Thomas Patteson’s monograph, based on his 2013 dissertation, brilliantly illuminates this fascinating but little-known chapter of German music history. Readers with special interest in the music of the Weimar Republic or the history of music technology no doubt will be captivated by the details of Patteson’s case studies. He describes the machines and careers of individuals who are often labelled ‘pioneers’ in surveys of electronic music, but whose experimental endeavours rarely have been described in detail in textbooks or scholarly literature.
Patteson’s book positions the ‘instruments for new music’ of its title not within a modernist historical trajectory, but as products of a particular time and place. Never before have the instruments of the 1920s and 1930s been so richly contextualized within a broader view of German intellectual thought. [...] Patteson conveys the status of the instruments within music institutions of the period: contemporary music festivals and radio exhibitions, the Bauhaus, the November Group artists’ organization, and the research departments established in 1928 at the Berlin Academy of Music and the Berlin Institute of Technology. He also situates the new instruments and their reception with respect to the German national politics of the interwar period. [...] As musicologists today seek to de-emphasize and demystify the archetype of the ‘genius’ composer, Patteson’s book presents an approach to music history that is neither composer- nor work-centric.

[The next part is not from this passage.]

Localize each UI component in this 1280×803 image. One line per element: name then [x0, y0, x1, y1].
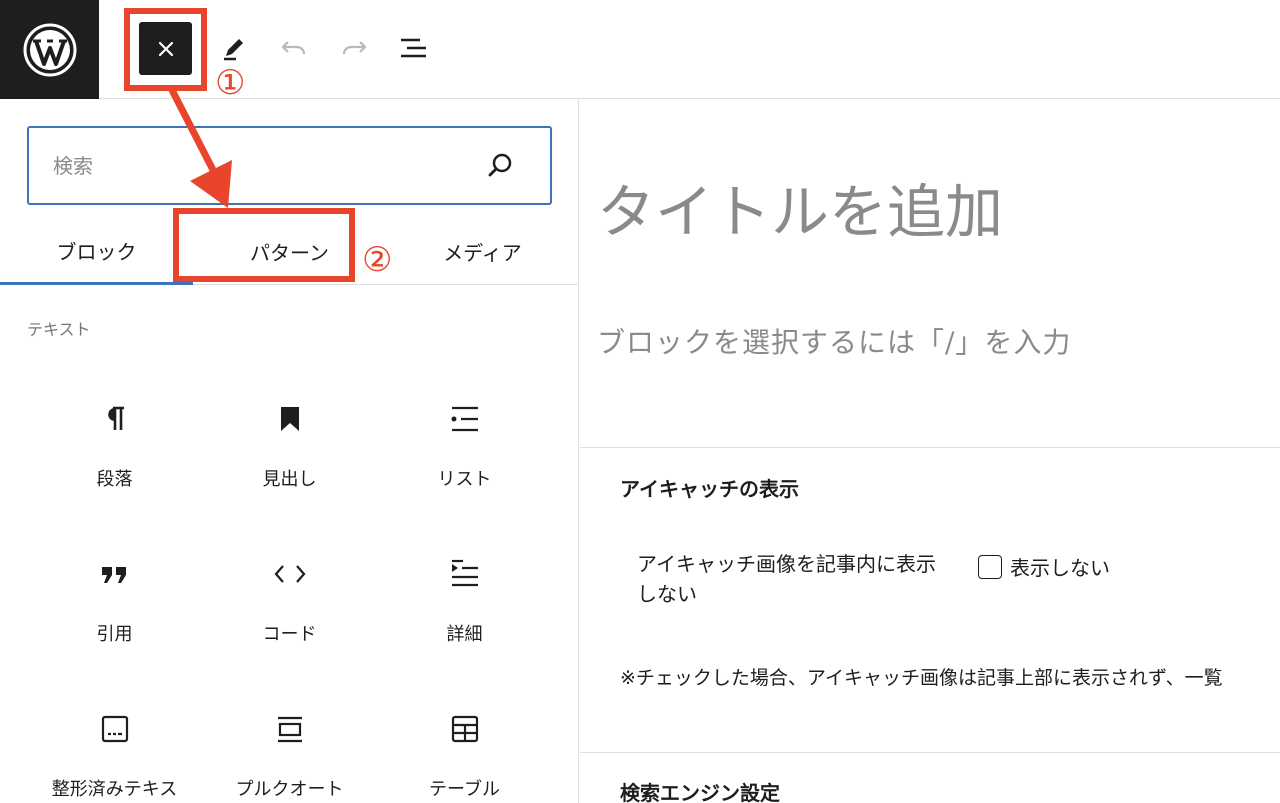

Winner of the American Musicological Society’s 2017 Lockwood Award, which recognizes a ‘book of exceptional merit’ published by an early career scholar, Instruments for New Music is an essential book for anyone who studies, writes about, or teaches topics in music technology, modernism, or Weimar culture. Patteson beautifully summarizes concepts in German intellectual history without assuming that his reader has read the relevant texts, and he includes many accessible technical discussions of the music machines and processes he writes about, breaking concepts down for readers and not assuming advanced understanding of the principles of electricity and engineering. Patteson has published the book with Luminos, the University of California Press’s open-access publishing programme for monographs, which no doubt will encourage a wide range of readers to explore this fascinating book.